Farage proclaims in an exclusive interview with Campaign Magazine that the Ad industry has 'no idea what's going on in people's lives'.

"The advertising industry is a great industry. They still go to lunch. They like a drink. There are some very clever people in it. It’s not heavily regulated, which means you can make money. I might fancy it myself one day,"

Dearie me, will we see Nigel as head of strategy somewhere? The US ad industry still fall for that charming UK accent thing, he's basically a shoe-in. And that quip about it not being heavily regulated, ah yes. Just what we need, more ad-people in the industry only for the potential gold-carving. I smell a return of the 80s, where everyone is an influencer making money for nothing and chicks for free. Oh wait, that's already happened.

"The ad industry, like the media in general, has helped to perpetuate the myth that everyone who voted for Brexit were knuckle-dragging, tattooed, working-class scum," he tells Campaign. "These people have no idea about what’s really going on in people’s lives."

The UKIP and Brexit party ads were quite simple, bluntly to the point they didn't care if they offended or were divisive, but there's more to it than that. While some of London's creatives are recoiling in horror at seeing Nigel Farage on the cover of Campaign, and making sure all of Twitter knows how they feel about this travesty, we might actually learn something from the rise of Nigel and the Brexit party, which didn't happen overnight despite how it may seem. It took 27 years before Farage was front-page anything. 27 years of a consistent message.

"Vote for your country, vote UKIP"
"Vote for your country, vote UKIP"

Farage points out that the advertising industry 'can’t see beyond London, which is why they missed a massive market opportunity,' and at least a few ad agencies may have already realized that he had a point, as after the Brexit vote they toured Britain to seek understanding of what man on the country street really thought. 

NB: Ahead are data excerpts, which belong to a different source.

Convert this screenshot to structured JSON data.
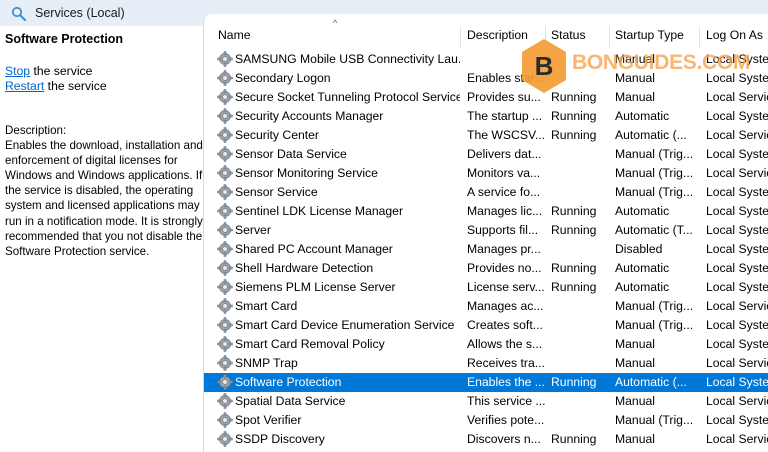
{
  "window": {
    "title": "Services (Local)"
  },
  "left_pane": {
    "service_name": "Software Protection",
    "stop_link": "Stop",
    "stop_suffix": " the service",
    "restart_link": "Restart",
    "restart_suffix": " the service",
    "description_label": "Description:",
    "description_text": "Enables the download, installation and enforcement of digital licenses for Windows and Windows applications. If the service is disabled, the operating system and licensed applications may run in a notification mode. It is strongly recommended that you not disable the Software Protection service."
  },
  "columns": {
    "name": "Name",
    "description": "Description",
    "status": "Status",
    "startup_type": "Startup Type",
    "log_on_as": "Log On As"
  },
  "services": [
    {
      "name": "SAMSUNG Mobile USB Connectivity Lau...",
      "description": "",
      "status": "",
      "startup": "Manual",
      "logon": "Local Syste..."
    },
    {
      "name": "Secondary Logon",
      "description": "Enables star...",
      "status": "",
      "startup": "Manual",
      "logon": "Local Syste..."
    },
    {
      "name": "Secure Socket Tunneling Protocol Service",
      "description": "Provides su...",
      "status": "Running",
      "startup": "Manual",
      "logon": "Local Servic"
    },
    {
      "name": "Security Accounts Manager",
      "description": "The startup ...",
      "status": "Running",
      "startup": "Automatic",
      "logon": "Local Syste..."
    },
    {
      "name": "Security Center",
      "description": "The WSCSV...",
      "status": "Running",
      "startup": "Automatic (...",
      "logon": "Local Servic"
    },
    {
      "name": "Sensor Data Service",
      "description": "Delivers dat...",
      "status": "",
      "startup": "Manual (Trig...",
      "logon": "Local Syste..."
    },
    {
      "name": "Sensor Monitoring Service",
      "description": "Monitors va...",
      "status": "",
      "startup": "Manual (Trig...",
      "logon": "Local Servic"
    },
    {
      "name": "Sensor Service",
      "description": "A service fo...",
      "status": "",
      "startup": "Manual (Trig...",
      "logon": "Local Syste..."
    },
    {
      "name": "Sentinel LDK License Manager",
      "description": "Manages lic...",
      "status": "Running",
      "startup": "Automatic",
      "logon": "Local Syste..."
    },
    {
      "name": "Server",
      "description": "Supports fil...",
      "status": "Running",
      "startup": "Automatic (T...",
      "logon": "Local Syste..."
    },
    {
      "name": "Shared PC Account Manager",
      "description": "Manages pr...",
      "status": "",
      "startup": "Disabled",
      "logon": "Local Syste..."
    },
    {
      "name": "Shell Hardware Detection",
      "description": "Provides no...",
      "status": "Running",
      "startup": "Automatic",
      "logon": "Local Syste..."
    },
    {
      "name": "Siemens PLM License Server",
      "description": "License serv...",
      "status": "Running",
      "startup": "Automatic",
      "logon": "Local Syste..."
    },
    {
      "name": "Smart Card",
      "description": "Manages ac...",
      "status": "",
      "startup": "Manual (Trig...",
      "logon": "Local Servic"
    },
    {
      "name": "Smart Card Device Enumeration Service",
      "description": "Creates soft...",
      "status": "",
      "startup": "Manual (Trig...",
      "logon": "Local Syste..."
    },
    {
      "name": "Smart Card Removal Policy",
      "description": "Allows the s...",
      "status": "",
      "startup": "Manual",
      "logon": "Local Syste..."
    },
    {
      "name": "SNMP Trap",
      "description": "Receives tra...",
      "status": "",
      "startup": "Manual",
      "logon": "Local Servic"
    },
    {
      "name": "Software Protection",
      "description": "Enables the ...",
      "status": "Running",
      "startup": "Automatic (...",
      "logon": "Local Syste...",
      "selected": true
    },
    {
      "name": "Spatial Data Service",
      "description": "This service ...",
      "status": "",
      "startup": "Manual",
      "logon": "Local Servic"
    },
    {
      "name": "Spot Verifier",
      "description": "Verifies pote...",
      "status": "",
      "startup": "Manual (Trig...",
      "logon": "Local Syste..."
    },
    {
      "name": "SSDP Discovery",
      "description": "Discovers n...",
      "status": "Running",
      "startup": "Manual",
      "logon": "Local Servic"
    }
  ],
  "watermark": {
    "text": "BONGUIDES.COM",
    "letter": "B"
  },
  "colors": {
    "selection": "#0078d7",
    "link": "#0066cc",
    "titlebar": "#e6eef7",
    "watermark": "#f6a24a"
  }
}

The "breaking point" Brexit billboard.

Chancellor George Osborne, likened the poster above to Nazi propaganda. Visually it recalls Saatchi's famous "Labour isn't working" billboard, but even the Official Vote Leave campaigners despaired at this. The media furor about the poster declared this a complete backfire. But somehow, it wasn't. 

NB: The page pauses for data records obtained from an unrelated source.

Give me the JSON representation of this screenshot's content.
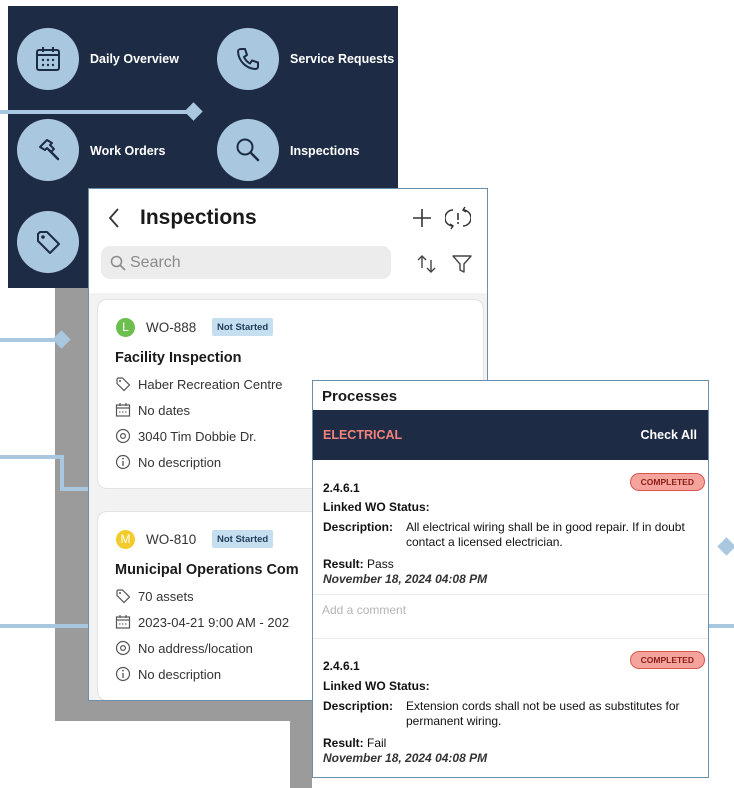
{
  "menu": {
    "items": [
      {
        "label": "Daily Overview",
        "icon": "calendar-icon"
      },
      {
        "label": "Service Requests",
        "icon": "phone-icon"
      },
      {
        "label": "Work Orders",
        "icon": "hammer-icon"
      },
      {
        "label": "Inspections",
        "icon": "search-icon"
      },
      {
        "icon": "tag-icon"
      }
    ]
  },
  "inspections": {
    "title": "Inspections",
    "search_placeholder": "Search",
    "cards": [
      {
        "avatar": "L",
        "avatar_color": "#6cbf4f",
        "wo": "WO-888",
        "status": "Not Started",
        "title": "Facility Inspection",
        "asset": "Haber Recreation Centre",
        "dates": "No dates",
        "location": "3040 Tim Dobbie Dr.",
        "description": "No description"
      },
      {
        "avatar": "M",
        "avatar_color": "#f3cc2c",
        "wo": "WO-810",
        "status": "Not Started",
        "title": "Municipal Operations Com",
        "asset": "70 assets",
        "dates": "2023-04-21 9:00 AM - 202",
        "location": "No address/location",
        "description": "No description"
      }
    ]
  },
  "processes": {
    "title": "Processes",
    "category": "ELECTRICAL",
    "check_all": "Check All",
    "comment_placeholder": "Add a comment",
    "items": [
      {
        "number": "2.4.6.1",
        "status_badge": "COMPLETED",
        "linked_label": "Linked WO Status:",
        "description_label": "Description:",
        "description": "All electrical wiring shall be in good repair. If in doubt contact a licensed electrician.",
        "result_label": "Result:",
        "result": "Pass",
        "date": "November 18, 2024 04:08 PM"
      },
      {
        "number": "2.4.6.1",
        "status_badge": "COMPLETED",
        "linked_label": "Linked WO Status:",
        "description_label": "Description:",
        "description": "Extension cords shall not be used as substitutes for permanent wiring.",
        "result_label": "Result:",
        "result": "Fail",
        "date": "November 18, 2024 04:08 PM"
      }
    ]
  },
  "colors": {
    "navy": "#1e2b44",
    "light_blue": "#a9c8df",
    "category_red": "#f2827a",
    "badge_blue": "#c6dff0"
  }
}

The posted did exactly what it intended to do, it kept immigration in the media spotlight for days. All adgrunts should know this trick by now. Be it featuring non-conformist Colin Kaepernick in an ad campaign that looked like an updated "Think Different", which reportedly did increase sales, or just snapping back on Twitter to anyone complaining about a rather simple poster, which spawned a hundred spoofs thereby lingering in the public consciousness longer. (From Carlsberg, Lastminute and even budding creative teams

But there was a lot more to the success of Brexit and "the brand" of Nigel Farage. It may have had its roots in "meme wars", like the ones that won Trump the US election, and the strategic use of emotional controversial posters that relied on media outrage to be amplified. Clever design also played a large part.

The Brexit Party logo
The Brexit Party logo literally points an arrow to the ballot box, as if it were instructions of where to mark your X.

As PR expert Mark Borkowski concludes, that logo is a bit of design genius.

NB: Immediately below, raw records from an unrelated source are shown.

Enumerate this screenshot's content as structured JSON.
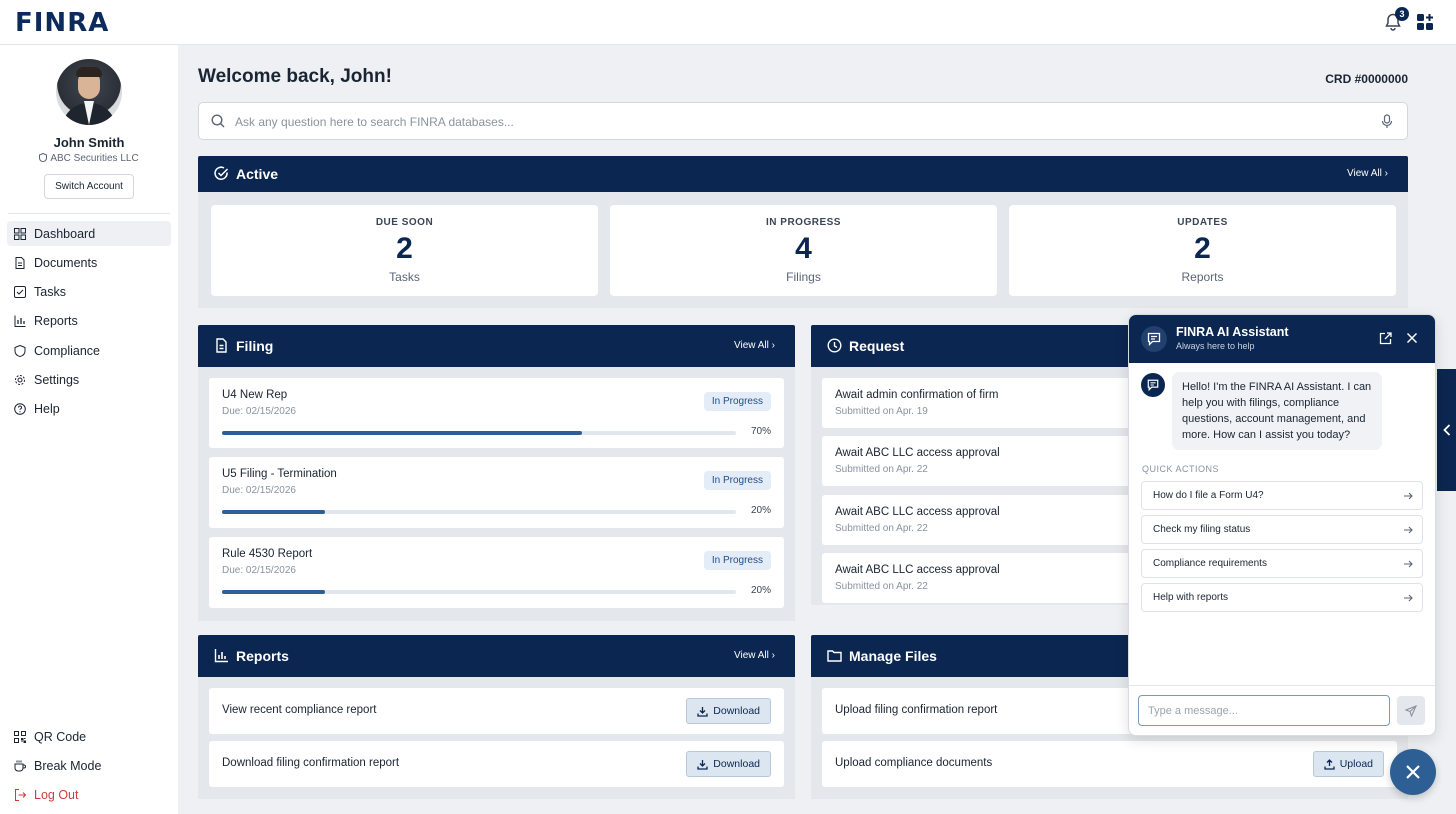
{
  "app": {
    "logo": "FINRA",
    "notifications_count": "3"
  },
  "user": {
    "name": "John Smith",
    "firm": "ABC Securities LLC",
    "switch_label": "Switch Account"
  },
  "nav": {
    "items": [
      {
        "label": "Dashboard",
        "icon": "dashboard-icon",
        "active": true
      },
      {
        "label": "Documents",
        "icon": "document-icon"
      },
      {
        "label": "Tasks",
        "icon": "task-check-icon"
      },
      {
        "label": "Reports",
        "icon": "bar-chart-icon"
      },
      {
        "label": "Compliance",
        "icon": "shield-icon"
      },
      {
        "label": "Settings",
        "icon": "gear-icon"
      },
      {
        "label": "Help",
        "icon": "help-circle-icon"
      }
    ],
    "bottom": [
      {
        "label": "QR Code",
        "icon": "qr-code-icon"
      },
      {
        "label": "Break Mode",
        "icon": "coffee-icon"
      },
      {
        "label": "Log Out",
        "icon": "logout-icon"
      }
    ]
  },
  "header": {
    "welcome": "Welcome back, John!",
    "crd": "CRD #0000000"
  },
  "search": {
    "placeholder": "Ask any question here to search FINRA databases..."
  },
  "active": {
    "title": "Active",
    "view_all": "View All",
    "stats": [
      {
        "label": "DUE SOON",
        "value": "2",
        "sub": "Tasks"
      },
      {
        "label": "IN PROGRESS",
        "value": "4",
        "sub": "Filings"
      },
      {
        "label": "UPDATES",
        "value": "2",
        "sub": "Reports"
      }
    ]
  },
  "filing": {
    "title": "Filing",
    "view_all": "View All",
    "items": [
      {
        "title": "U4 New Rep",
        "due": "Due: 02/15/2026",
        "status": "In Progress",
        "progress": 0.7,
        "pct": "70%"
      },
      {
        "title": "U5 Filing - Termination",
        "due": "Due: 02/15/2026",
        "status": "In Progress",
        "progress": 0.2,
        "pct": "20%"
      },
      {
        "title": "Rule 4530 Report",
        "due": "Due: 02/15/2026",
        "status": "In Progress",
        "progress": 0.2,
        "pct": "20%"
      }
    ]
  },
  "request": {
    "title": "Request",
    "items": [
      {
        "title": "Await admin confirmation of firm",
        "date": "Submitted on Apr. 19"
      },
      {
        "title": "Await ABC LLC access approval",
        "date": "Submitted on Apr. 22"
      },
      {
        "title": "Await ABC LLC access approval",
        "date": "Submitted on Apr. 22"
      },
      {
        "title": "Await ABC LLC access approval",
        "date": "Submitted on Apr. 22"
      }
    ]
  },
  "reports": {
    "title": "Reports",
    "view_all": "View All",
    "items": [
      {
        "title": "View recent compliance report",
        "button": "Download"
      },
      {
        "title": "Download filing confirmation report",
        "button": "Download"
      }
    ]
  },
  "files": {
    "title": "Manage Files",
    "items": [
      {
        "title": "Upload filing confirmation report"
      },
      {
        "title": "Upload compliance documents",
        "button": "Upload"
      }
    ]
  },
  "chat": {
    "title": "FINRA AI Assistant",
    "subtitle": "Always here to help",
    "greeting": "Hello! I'm the FINRA AI Assistant. I can help you with filings, compliance questions, account management, and more. How can I assist you today?",
    "quick_label": "QUICK ACTIONS",
    "quick_actions": [
      "How do I file a Form U4?",
      "Check my filing status",
      "Compliance requirements",
      "Help with reports"
    ],
    "input_placeholder": "Type a message..."
  },
  "colors": {
    "primary": "#0b2650",
    "accent": "#2d5f94",
    "danger": "#d23b3b",
    "background": "#eef0f3"
  }
}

"More than simply enjoying the implicit momentum of a symmetrical arrow, the subtle unexplained divot to the left of the arrow creates a desire in the voter to restore symmetry, by committing pencil to the blank box."

You may not like it, but he has a point.

There is a lesson to take from all of this, and it's one that I have been saying for twenty years, paraphrasing Paul Arden tutoring. Get out of advertising. Another thing I keep telling people in advertising: you are not the target audience. 

Man on the street does not work in Soho or Shoreditch, you need to not just seek inspiration from other things, but also speak to the actual man on the street. You may hate everything Nigel Farage stands for, but you can learn from the tactics used in his and the Brexit party rise. And the one thing that Farage, and Brexit party, did consistently over the years was stick to one single message at all times. I'd give my Kingdom to a client who understood how important this actually is.